Fortunately, Bill is used to dealing with assholes and he’s also a very tenacious, yet pleasant, polite, and even-keeled kind of guy. He called Virginia’s Attorney General’s office to find out who the Rockbridge County court clerk worked for. Next, realizing it was an election year, he called both our local representative and Rockbridge County’s representative, explained the situation, and told them that he was a 9/11 survivor. I couldn’t get a new Social Security card, military ID, or any other benefits until the clerk did the job the people elected him to do.
Both representatives lit a fire under the clerk’s ass and after our officiant sent him a copy of the license application, the clerk begrudgingly handed over our official license, albeit with a nasty letter falsely accusing Bill of being “abusive” and admitting that he hadn’t wanted to help him because, basically, his feelings were hurt. Seriously?
I don’t like to call people snowflakes, but that guy must be a big one if my husband hurt his feelings. Wow. I have a feeling that the guy was just angry that Bill didn’t let him bully him and demanded that the clerk do his fucking job. Seems to be a trend in our marriage… People mistake Bill’s kindness for weakness and think they can steamroll him, make threats and false accusations, and take advantage. But I know the truth. Underneath that pleasant exterior beats the heart of a true warrior… and anyone who crosses Bill should remember that he makes his living planning battles. Yes, he’s a super nice guy, but he’s neither stupid nor cowardly, and especially now, he doesn’t tolerate bullies (including Ex).
I won’t even get into what Ex thought of our nuptials. Oh, okay… I’ll say this. When Bill told her he was going to propose to me, she asked if I was LDS. Bill and Ex were “sealed” for eternity and, at the time, he was still Mormon. So she wanted to know if I was going to be joining the fold. He said I wasn’t. She said he must love me very much. She was referring to the idea that Bill was giving up “eternal glory” to marry a “Gentile” (that is, a non-Mormon with no plans to convert). We would not be “sister wives” in the hereafter, and she couldn’t use her position as Bill’s first wife and mother of his kids, or LDS “teachings”, to cow me into submission.

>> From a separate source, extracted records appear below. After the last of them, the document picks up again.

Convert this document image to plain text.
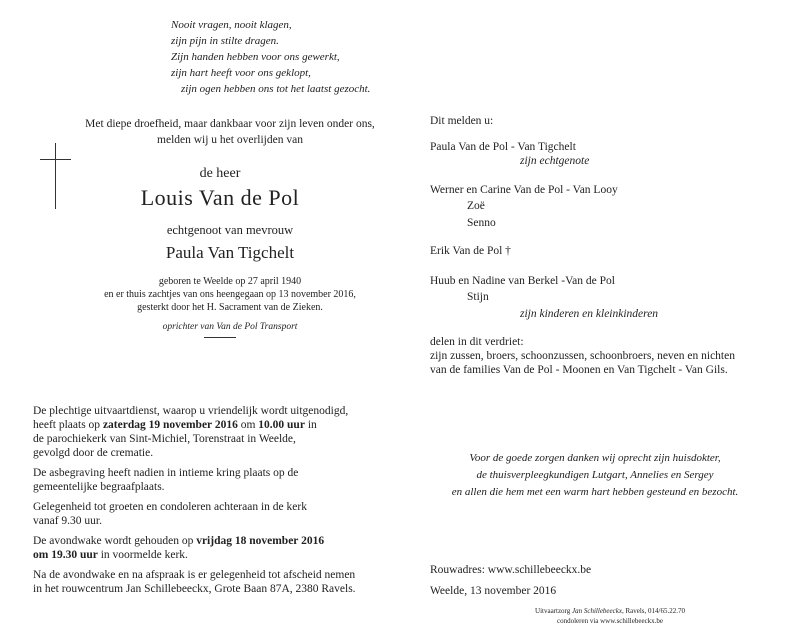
Nooit vragen, nooit klagen,
zijn pijn in stilte dragen.
Zijn handen hebben voor ons gewerkt,
zijn hart heeft voor ons geklopt,
zijn ogen hebben ons tot het laatst gezocht.
Met diepe droefheid, maar dankbaar voor zijn leven onder ons,
melden wij u het overlijden van
de heer
Louis Van de Pol
echtgenoot van mevrouw
Paula Van Tigchelt
geboren te Weelde op 27 april 1940
en er thuis zachtjes van ons heengegaan op 13 november 2016,
gesterkt door het H. Sacrament van de Zieken.
oprichter van Van de Pol Transport
De plechtige uitvaartdienst, waarop u vriendelijk wordt uitgenodigd,
heeft plaats op zaterdag 19 november 2016 om 10.00 uur in
de parochiekerk van Sint-Michiel, Torenstraat in Weelde,
gevolgd door de crematie.
De asbegraving heeft nadien in intieme kring plaats op de
gemeentelijke begraafplaats.
Gelegenheid tot groeten en condoleren achteraan in de kerk
vanaf 9.30 uur.
De avondwake wordt gehouden op vrijdag 18 november 2016
om 19.30 uur in voormelde kerk.
Na de avondwake en na afspraak is er gelegenheid tot afscheid nemen
in het rouwcentrum Jan Schillebeeckx, Grote Baan 87A, 2380 Ravels.
Dit melden u:
Paula Van de Pol - Van Tigchelt
zijn echtgenote
Werner en Carine Van de Pol - Van Looy
Zoë
Senno
Erik Van de Pol †
Huub en Nadine van Berkel -Van de Pol
Stijn
zijn kinderen en kleinkinderen
delen in dit verdriet:
zijn zussen, broers, schoonzussen, schoonbroers, neven en nichten
van de families Van de Pol - Moonen en Van Tigchelt - Van Gils.
Voor de goede zorgen danken wij oprecht zijn huisdokter,
de thuisverpleegkundigen Lutgart, Annelies en Sergey
en allen die hem met een warm hart hebben gesteund en bezocht.
Rouwadres: www.schillebeeckx.be
Weelde, 13 november 2016
Uitvaartzorg Jan Schillebeeckx, Ravels, 014/65.22.70
condoleren via www.schillebeeckx.be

In November, we will have been happily married for seventeen years. They have been seventeen years well spent. Would we have gotten married if not for 9/11? Probably. But I think 9/11 definitely sped things along and forced us to admit our feelings and tremendous chemistry for each other. We’ve had our share of problems from the outside, but our marriage has always been rock solid. We get along ridiculously well, and work as partners.
There were some things in my life that I didn’t do right, but I did find the right life partner. And as horrible as 9/11 was, it did show me that I had found the right man and I didn’t want to lose him. So… while I will always feel somber for the many people who died or were injured due to terrorism on 9/11/01, I will also remember that day as the day my life changed for the better. But I will also always remember that it was also a very dark day, as it took away America’s innocence and, I’m sorry to say, its collective spirit of generosity. I truly hope we get some of that kindness back in my lifetime.